In November 2020, the Office of International Programs honored three graduate students who demonstrated an active commitment to making a global impact through research. The three winners were Yuiko Chino with research on temporal change in the forest stream ecosystems in Fukushima, Japan; Brittney Sly with research on sustainable nutrition education with Rwandan women; and Melody Zarria-Samanamud with research on climate change, mountain landscapes, and the Andean agropastoral communities.
Learn more about their areas of research through the abstracts below that the winners submitted for the 2020 virtual Graduate Student Showcase. Congratulations to all three award winners on their amazing and helpful research!
Yuiko Chino: Temporal change of Cs-137 in forest-stream ecosystem in Fukushima, Japan
Nine years have passed since Fukushima Daiichi Nuclear Power Plant accident in Japan, but large amount of radioactive cesium (Cs-137) remains in forests. Understanding the fate of Cs-137 in forest environments is indispensable because of the long half-life of Cs-137 (30.1 years). Forests in Japan are associated with well-structured stream systems and those in the contaminated area are typically mono-cultures of evergreen, where Cs-137 migrates within terrestrial and stream ecosystems via physical processes, such as through litterfall and soil erosion, as well as biological processes, such as for the food web.
In this study, we examined the temporal change of Cs-137 concentration based on a comprehensive field sampling in a headwater forest ecosystem in Fukushima in 2012-13 and 2016-17. Cs-137 concentration significantly decreased between the two sampling periods for all the target ecosystem components. However, the decreasing rates of Cs-137, which is descried as ecological half-lives (Teco), were largely varied. The relatively longer Teco of soil indicated the accumulation of Cs-137, and stream insects had different Teco depending on their feeding functions. Overall, the terrestrial ecosystem showed higher contamination compared to the stream in 2012-13, while the systems had similar contamination in 2016-17 except significantly high contamination in soil, indicating the soil will be the main source of Cs-137 in the forest ecosystem in the future.

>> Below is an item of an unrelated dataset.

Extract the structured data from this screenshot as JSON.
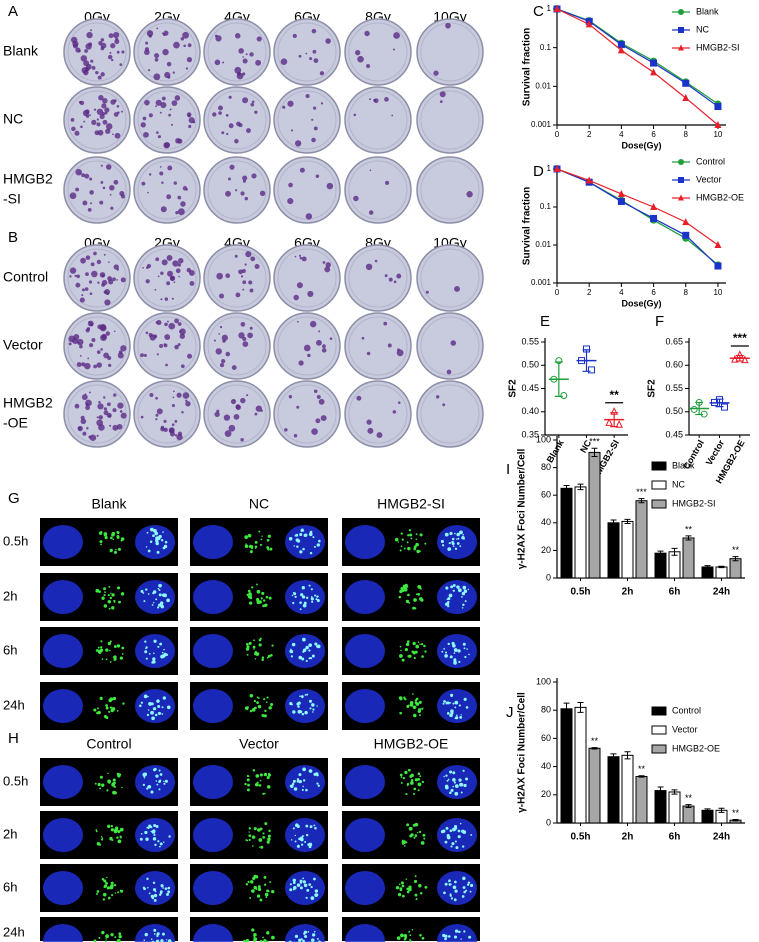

Considering the increasing demand of nuclear power plant in the world, this study can be useful for the long-time risk assessment of Cs-137 contamination in the environment of Japan as well as other countries with warm and humid climates.
Brittney Sly: Sustainable nutrition education: empowering Rwandan women with participatory action research
Despite national efforts to combat malnutrition in Rwanda, rural residents exhibit a lack of knowledge regarding small-scale vegetable production and nutrition education, particularly regarding diet diversity. Using participatory action research and peer-training methods, we developed an intervention model to determine if sustainable community-level health behaviors, addressing malnutrition at the household-level, can be established. The primary aim of the intervention is improvement in household food security and enhancement of dietary diversity associated with consumption of a greater variety of fruits and vegetables. A secondary aim is to foster dissemination of small-scale agricultural and nutrition information throughout the community.
Small groups of women (n=42) received agriculture and nutrition education over the course of 16 weeks and the support to start and maintain kitchen gardens. Participants became peer educators who trained approximately 84 additional women in the community. Participatory active learning activities were conducted to enhance collaboration, knowledge-sharing, and empowerment amongst participants. Evaluation was conducted using food frequency questionnaires and household hunger scores, along with participatory evaluation methods during focus groups and semi-structured interviews, in addition to GPS mapping of kitchen gardens.
The outcomes of this research showed changes in dietary patterns that exhibit improved diet diversity and food security; the dissemination of information throughout the community; empowerment by participants in feeding their households; and culturally appropriate training materials for use at the community-level.
The future implications of this research are that this collaborative model can be used as a basis for program design and evaluation with similar populations and communities facing malnutrition and food insecurity at a regional and global scale.
Melody Zarria-Samanamud: Climate change, mountain landscapes, and Andean agropastoral communities
Mountain ecosystems cover approximately 22% of the world’s land surface with more than 60% of them located in developing countries. People in these areas have developed livelihood strategies to adapt to fluctuating environmental conditions. However, emerging climatic pressures as well as social and economic stresses represent new challenges mountain people are facing.
This research aims to (i) analyze the effects of landscape heterogeneity on land-use dynamics of agropastoral systems, (ii) study the role of social factors in the decision-making processes of agropastoral communities, and (iii) explore the effects of climate change and management scenarios on the socio-ecosystem.
The study area comprises three communities settled in the boundaries of Huascarán National Park in the Andes of Peru. The socio-ecological system will be studied through a coupled system approach. An agent-based model will be built to analyze land-use dynamics at the community and household level. This model will be linked to an ecosystem model that estimates primary production of rangelands. A spatio-temporal analysis of landscape patterns will provide complementary information to the models. Field assessments will be conducted to validate the estimations of the ecosystem model. Social information will be collected through interviews and workshops. The development of the coupled model will provide insights into the role of natural and human drivers on the ecosystem and explore the impacts of short vs. long-term climatic and land-use scenarios.